This Is Auburn

Minimizing Data Dependency through Predictive and Few-Shot Approaches

Date

2025-11-25

Author

Trehan, Shubham

Abstract

The advancement of deep learning in complex real-world applications is fundamentally constrained by the scarcity of high-quality unlabeled data. This challenge is particularly acute in two critical domains: biomedical diagnostics, where data acquisition is costly and characterized by a long-tailed distribution, and social activity recognition (SAR), where the need for dense annotations conflicts with privacy concerns. This dissertation addresses the data bottleneck by developing novel frameworks that leverage self-supervised learning (SSL) and few-shot learning (FSL) principles to learn robust, generalizable representations from minimal or unlabeled supervision. We present three primary contributions: ProtoKD, a few-shot classification framework that integrates prototypical networks with self-distillation and domain-specific augmentation to achieve state-of-the-art multi-class parasitic ova recognition from extremely scarce data, learning from only one sample per class. Building on this, we introduce FSP-DETR, a unified few-shot object detection and open-set recognition framework for microscopic imaging. FSP-DETR extends the idea of prototype-based learning to the object detection paradigm by pairing a class-agnostic DETR backbone with prototype-guided embedding refinement, enabling simultaneous few-shot detection, open-set rejection, and cross-domain generalization without retraining. We also establish a new ova species detection benchmark with 20 parasite classes and publicly release the dataset to drive systematic low-shot evaluation. Complementing our work in static image analysis, we present a novel self-supervised multi-actor predictive learning framework for SAR in streaming videos , moving beyond the traditional single-actor/single-action assumption.

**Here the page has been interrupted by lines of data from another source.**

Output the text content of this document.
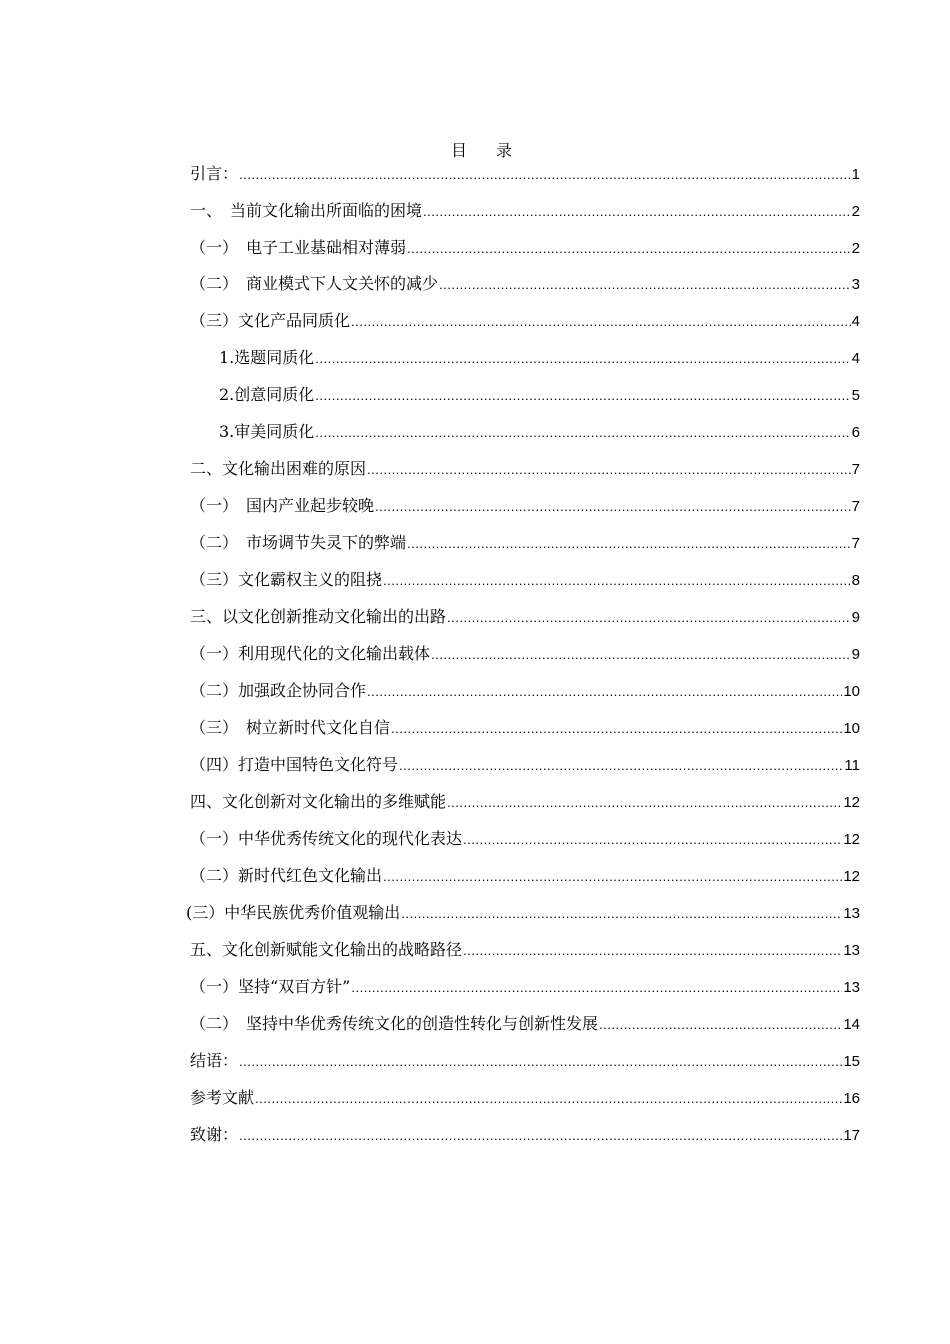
目 录
引言： .....	1
一、　当前文化输出所面临的困境 .....	2
（一）　电子工业基础相对薄弱 .....	2
（二）　商业模式下人文关怀的减少 .....	3
（三）文化产品同质化 .....	4
1.选题同质化 .....	4
2.创意同质化 .....	5
3.审美同质化 .....	6
二、文化输出困难的原因 .....	7
（一）　国内产业起步较晚 .....	7
（二）　市场调节失灵下的弊端 .....	7
（三）文化霸权主义的阻挠 .....	8
三、以文化创新推动文化输出的出路 .....	9
（一）利用现代化的文化输出载体 .....	9
（二）加强政企协同合作 .....	10
（三）　树立新时代文化自信 .....	10
（四）打造中国特色文化符号 .....	11
四、文化创新对文化输出的多维赋能 .....	12
（一）中华优秀传统文化的现代化表达 .....	12
（二）新时代红色文化输出 .....	12
(三）中华民族优秀价值观输出 .....	13
五、文化创新赋能文化输出的战略路径 .....	13
（一）坚持“双百方针” .....	13
（二）　坚持中华优秀传统文化的创造性转化与创新性发展 .....	14
结语： .....	15
参考文献 .....	16
致谢： .....	17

This approach models social interactions via an action graph and uses spatial-temporal graph smoothing, allowing for robust group activity recognition and individual action detection with unlabeled streaming data, competitive with many supervised methods. Collectively, this research pioneers scalable and versatile deep learning solutions for data-constrained, high-stakes environments, demonstrating that principled design based on metric learning, self-distillation, and predictive modeling can overcome the reliance on massive labeled datasets.